- Film poster
- Directed by: Albert Zugsmith
- Written by: Seton I. Miller
- Screenplay by: Robert Hill (film writer)
- Based on: Confessions of an English Opium-Eater 1821 story in London Magazine by Thomas De Quincey
- Produced by: Albert Zugsmith
- Starring: Vincent Price Linda Ho Richard Loo Philip Ahn
- Narrated by: Vincent Price
- Cinematography: Joseph F. Biroc
- Edited by: Robert S. Eisen Roy V. Livingston Edward Curtiss
- Music by: Albert Glasser
- Production company: Photoplay
- Distributed by: Allied Artists Pictures
- Release date: June 20, 1962 (United States);
- Running time: 85 minutes
- Country: United States
- Language: English

= Confessions of an Opium Eater =

1962 film

Confessions of an Opium Eater (also known as Souls for Sale, Secrets of a Soul and Evils of Chinatown) is a 1962 American crime film directed and produced by Albert Zugsmith and starring Vincent Price as Gilbert de Quincey, a nineteenth-century adventurer who becomes involved in a tong war in San Francisco. It was written by Seton I. Miller and Robert Hill, loosely based on the 1821 autobiographical novel Confessions of an English Opium-Eater by Thomas De Quincey.

Price also narrated the film, whose evocative cinematography resembles a nightmare. The film was something of a departure for Price; the prolific actor never performed another role that involved so much physical action.

==Plot==
In 1902, adventurer Gilbert De Quincey, a descendant of Thomas De Quincey, is hired by the editor of a Chinese newspaper to stop auctions of trafficked Chinese women to be the brides of Chinese men resident in the United States. The community is split down the middle between those feeling the traditional practice is the only way for overseas Chinese to obtain brides, and those who regard the practise as indecent.

==Cast==
- Vincent Price as Gilbert De Quincey
- Linda Ho as Ruby Low
- Richard Loo as George Wah
- June Kyoto Lu as Lotus (as June Kim)
- Philip Ahn as Ching Foon
- Yvonne Moray as midget girl with sing-sing voice
- Caroline Kido as Lo Tsen
- Terence De Marney as Englishman in opium den

==Production==
In December 1958 William Castle announced he would make the film for Allied Artists in Japan at a budget of $1 million.

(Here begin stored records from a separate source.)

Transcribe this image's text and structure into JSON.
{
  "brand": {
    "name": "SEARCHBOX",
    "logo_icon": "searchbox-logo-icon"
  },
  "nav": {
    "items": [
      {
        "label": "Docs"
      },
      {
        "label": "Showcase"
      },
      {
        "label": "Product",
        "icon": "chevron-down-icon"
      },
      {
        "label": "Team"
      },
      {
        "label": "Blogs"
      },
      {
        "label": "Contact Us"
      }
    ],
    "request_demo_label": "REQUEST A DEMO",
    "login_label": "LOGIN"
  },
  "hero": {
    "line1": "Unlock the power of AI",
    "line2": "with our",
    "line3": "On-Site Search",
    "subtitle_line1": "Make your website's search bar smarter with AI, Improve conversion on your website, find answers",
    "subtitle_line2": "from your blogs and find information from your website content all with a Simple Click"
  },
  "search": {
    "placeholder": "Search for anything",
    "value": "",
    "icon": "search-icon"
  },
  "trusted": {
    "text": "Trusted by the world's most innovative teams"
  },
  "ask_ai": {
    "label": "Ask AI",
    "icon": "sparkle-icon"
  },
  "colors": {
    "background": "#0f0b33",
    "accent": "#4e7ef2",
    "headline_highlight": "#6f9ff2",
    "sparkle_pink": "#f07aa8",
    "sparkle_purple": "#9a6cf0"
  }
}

By January 1961 the film was being made by producer Albert Zugsmith. Zugsmith offered the film to Douglas Sirk to direct - the two men had made Written on the Wind together - and Sirk turned it down.

Filming began October 1961.

==Release==
After circulating for years as a bootleg, it was released on DVD as part of the Warner Archive Collection in 2012.

==Reception==
The Monthly Film Bulletin wrote: "This crude piece of claptrap has to be seen to be believed: it is a hotchpotch of Chinatown melodrama (circa 1920 vintage) with rival tongs, starved girls captive in cages, secret panels, sliding doors, sewer escape routes, opium dens and nightmares, with the hero described as a descendant of the great De Quincey. Presentation is scrappy and disordered. Flowery, quasi-philosophic dialogue sprinkled with Chinese proverbs hardly helps an attempt at the bizarre, which emerges less successfully in the opium-nightmare sequence than in the semi-comic performance of a Chinese midget. On the credit side should be mentioned a few scenes distinguished by remarkable art direction, though it comes as something of a shock to find Lourié working on a film of this calibre. Not even Vincent Price is in his element, for he plays his impossible role straight and almost disinterestedly."

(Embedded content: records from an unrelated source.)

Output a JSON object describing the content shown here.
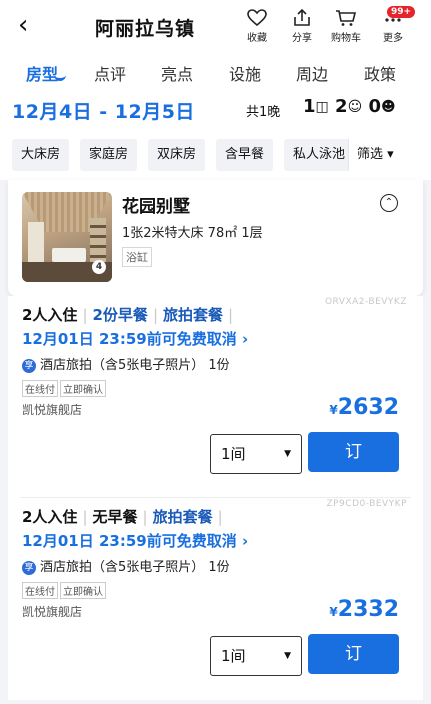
{
  "header": {
    "title": "阿丽拉乌镇",
    "actions": [
      {
        "label": "收藏",
        "icon": "heart-icon"
      },
      {
        "label": "分享",
        "icon": "share-icon"
      },
      {
        "label": "购物车",
        "icon": "cart-icon"
      },
      {
        "label": "更多",
        "icon": "more-icon"
      }
    ],
    "badge": "99+"
  },
  "tabs": [
    "房型",
    "点评",
    "亮点",
    "设施",
    "周边",
    "政策"
  ],
  "active_tab": "房型",
  "dates": {
    "range": "12月4日 - 12月5日",
    "nights": "共1晚",
    "rooms": "1",
    "adults": "2",
    "children": "0"
  },
  "filters": [
    "大床房",
    "家庭房",
    "双床房",
    "含早餐",
    "私人泳池"
  ],
  "filter_button": "筛选 ▾",
  "room": {
    "name": "花园别墅",
    "spec": "1张2米特大床  78㎡  1层",
    "amenity": "浴缸",
    "photo_count": "4"
  },
  "plans": [
    {
      "code": "ORVXA2-BEVYKZ",
      "guests": "2人入住",
      "breakfast": "2份早餐",
      "package": "旅拍套餐",
      "cancel": "12月01日 23:59前可免费取消 ›",
      "pkg_icon": "享",
      "pkg_desc": "酒店旅拍（含5张电子照片）  1份",
      "tags": [
        "在线付",
        "立即确认"
      ],
      "store": "凯悦旗舰店",
      "currency": "¥",
      "price": "2632",
      "qty": "1间",
      "book": "订",
      "breakfast_highlight": true
    },
    {
      "code": "ZP9CD0-BEVYKP",
      "guests": "2人入住",
      "breakfast": "无早餐",
      "package": "旅拍套餐",
      "cancel": "12月01日 23:59前可免费取消 ›",
      "pkg_icon": "享",
      "pkg_desc": "酒店旅拍（含5张电子照片）  1份",
      "tags": [
        "在线付",
        "立即确认"
      ],
      "store": "凯悦旗舰店",
      "currency": "¥",
      "price": "2332",
      "qty": "1间",
      "book": "订",
      "breakfast_highlight": false
    }
  ],
  "colors": {
    "accent": "#1a6fe0",
    "badge": "#e5242b"
  }
}
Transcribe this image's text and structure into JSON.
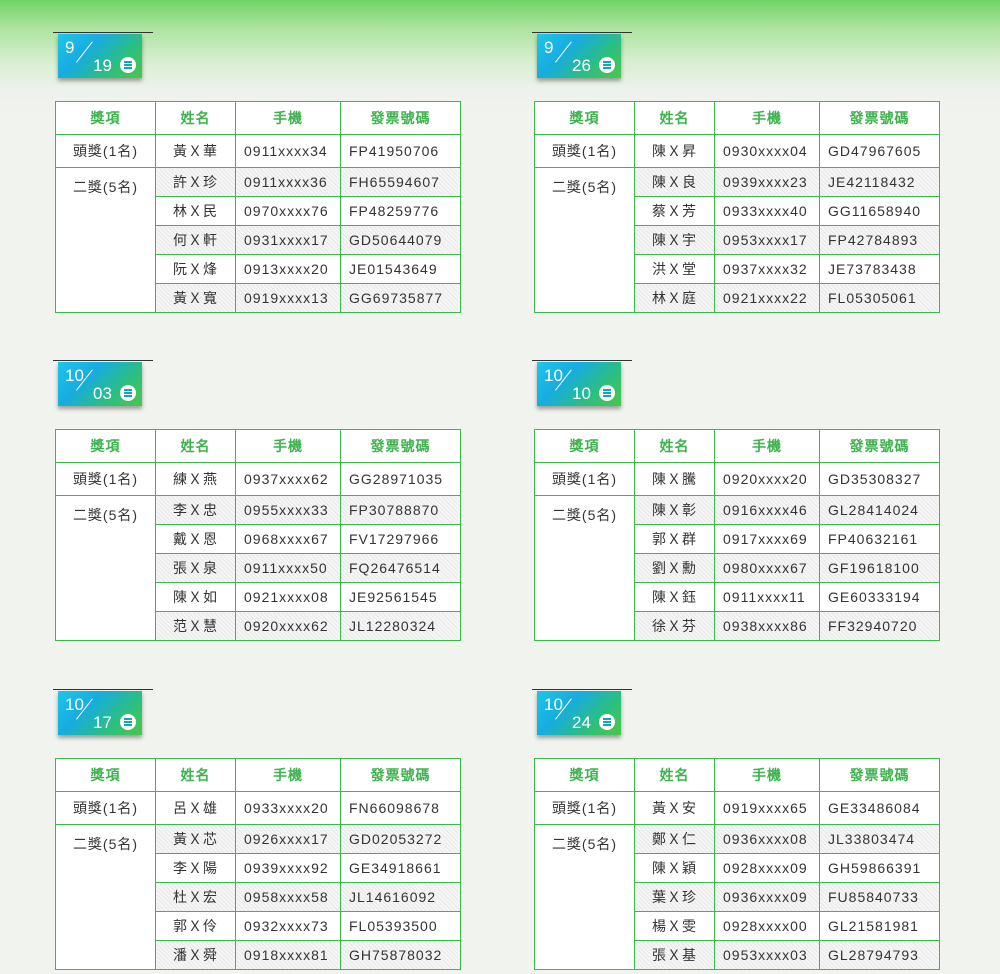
{
  "headers": [
    "獎項",
    "姓名",
    "手機",
    "發票號碼"
  ],
  "draws": [
    {
      "month": "9",
      "day": "19",
      "dow": "三",
      "first": {
        "award": "頭獎(1名)",
        "name": "黃Ｘ華",
        "phone": "0911xxxx34",
        "invoice": "FP41950706"
      },
      "second_award": "二獎(5名)",
      "seconds": [
        {
          "name": "許Ｘ珍",
          "phone": "0911xxxx36",
          "invoice": "FH65594607"
        },
        {
          "name": "林Ｘ民",
          "phone": "0970xxxx76",
          "invoice": "FP48259776"
        },
        {
          "name": "何Ｘ軒",
          "phone": "0931xxxx17",
          "invoice": "GD50644079"
        },
        {
          "name": "阮Ｘ烽",
          "phone": "0913xxxx20",
          "invoice": "JE01543649"
        },
        {
          "name": "黃Ｘ寬",
          "phone": "0919xxxx13",
          "invoice": "GG69735877"
        }
      ]
    },
    {
      "month": "9",
      "day": "26",
      "dow": "三",
      "first": {
        "award": "頭獎(1名)",
        "name": "陳Ｘ昇",
        "phone": "0930xxxx04",
        "invoice": "GD47967605"
      },
      "second_award": "二獎(5名)",
      "seconds": [
        {
          "name": "陳Ｘ良",
          "phone": "0939xxxx23",
          "invoice": "JE42118432"
        },
        {
          "name": "蔡Ｘ芳",
          "phone": "0933xxxx40",
          "invoice": "GG11658940"
        },
        {
          "name": "陳Ｘ宇",
          "phone": "0953xxxx17",
          "invoice": "FP42784893"
        },
        {
          "name": "洪Ｘ堂",
          "phone": "0937xxxx32",
          "invoice": "JE73783438"
        },
        {
          "name": "林Ｘ庭",
          "phone": "0921xxxx22",
          "invoice": "FL05305061"
        }
      ]
    },
    {
      "month": "10",
      "day": "03",
      "dow": "三",
      "first": {
        "award": "頭獎(1名)",
        "name": "練Ｘ燕",
        "phone": "0937xxxx62",
        "invoice": "GG28971035"
      },
      "second_award": "二獎(5名)",
      "seconds": [
        {
          "name": "李Ｘ忠",
          "phone": "0955xxxx33",
          "invoice": "FP30788870"
        },
        {
          "name": "戴Ｘ恩",
          "phone": "0968xxxx67",
          "invoice": "FV17297966"
        },
        {
          "name": "張Ｘ泉",
          "phone": "0911xxxx50",
          "invoice": "FQ26476514"
        },
        {
          "name": "陳Ｘ如",
          "phone": "0921xxxx08",
          "invoice": "JE92561545"
        },
        {
          "name": "范Ｘ慧",
          "phone": "0920xxxx62",
          "invoice": "JL12280324"
        }
      ]
    },
    {
      "month": "10",
      "day": "10",
      "dow": "三",
      "first": {
        "award": "頭獎(1名)",
        "name": "陳Ｘ騰",
        "phone": "0920xxxx20",
        "invoice": "GD35308327"
      },
      "second_award": "二獎(5名)",
      "seconds": [
        {
          "name": "陳Ｘ彰",
          "phone": "0916xxxx46",
          "invoice": "GL28414024"
        },
        {
          "name": "郭Ｘ群",
          "phone": "0917xxxx69",
          "invoice": "FP40632161"
        },
        {
          "name": "劉Ｘ勳",
          "phone": "0980xxxx67",
          "invoice": "GF19618100"
        },
        {
          "name": "陳Ｘ鈺",
          "phone": "0911xxxx11",
          "invoice": "GE60333194"
        },
        {
          "name": "徐Ｘ芬",
          "phone": "0938xxxx86",
          "invoice": "FF32940720"
        }
      ]
    },
    {
      "month": "10",
      "day": "17",
      "dow": "三",
      "first": {
        "award": "頭獎(1名)",
        "name": "呂Ｘ雄",
        "phone": "0933xxxx20",
        "invoice": "FN66098678"
      },
      "second_award": "二獎(5名)",
      "seconds": [
        {
          "name": "黃Ｘ芯",
          "phone": "0926xxxx17",
          "invoice": "GD02053272"
        },
        {
          "name": "李Ｘ陽",
          "phone": "0939xxxx92",
          "invoice": "GE34918661"
        },
        {
          "name": "杜Ｘ宏",
          "phone": "0958xxxx58",
          "invoice": "JL14616092"
        },
        {
          "name": "郭Ｘ伶",
          "phone": "0932xxxx73",
          "invoice": "FL05393500"
        },
        {
          "name": "潘Ｘ舜",
          "phone": "0918xxxx81",
          "invoice": "GH75878032"
        }
      ]
    },
    {
      "month": "10",
      "day": "24",
      "dow": "三",
      "first": {
        "award": "頭獎(1名)",
        "name": "黃Ｘ安",
        "phone": "0919xxxx65",
        "invoice": "GE33486084"
      },
      "second_award": "二獎(5名)",
      "seconds": [
        {
          "name": "鄭Ｘ仁",
          "phone": "0936xxxx08",
          "invoice": "JL33803474"
        },
        {
          "name": "陳Ｘ穎",
          "phone": "0928xxxx09",
          "invoice": "GH59866391"
        },
        {
          "name": "葉Ｘ珍",
          "phone": "0936xxxx09",
          "invoice": "FU85840733"
        },
        {
          "name": "楊Ｘ雯",
          "phone": "0928xxxx00",
          "invoice": "GL21581981"
        },
        {
          "name": "張Ｘ基",
          "phone": "0953xxxx03",
          "invoice": "GL28794793"
        }
      ]
    }
  ]
}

Slant Magazine wrote: "Robert Hill’s pulpy script makes Thomas De Quincey’s philosophical rumblings sound less lugubrious than they often are and certainly puts to shame anything posing as serious philosophical thought in the Matrix films. ... there’s plenty of talk in the film about sparring dualities, namely dreams versus nightmares and pessimism versus optimism. Every choice is a road not taken. And every reality may be little more than a product of a pipe dream, and not unlike this beautiful and often bizarre little gem."

In 1998, Jonathan Rosenbaum of the Chicago Reader included the film in his unranked list of the best American films not included on the AFI Top 100.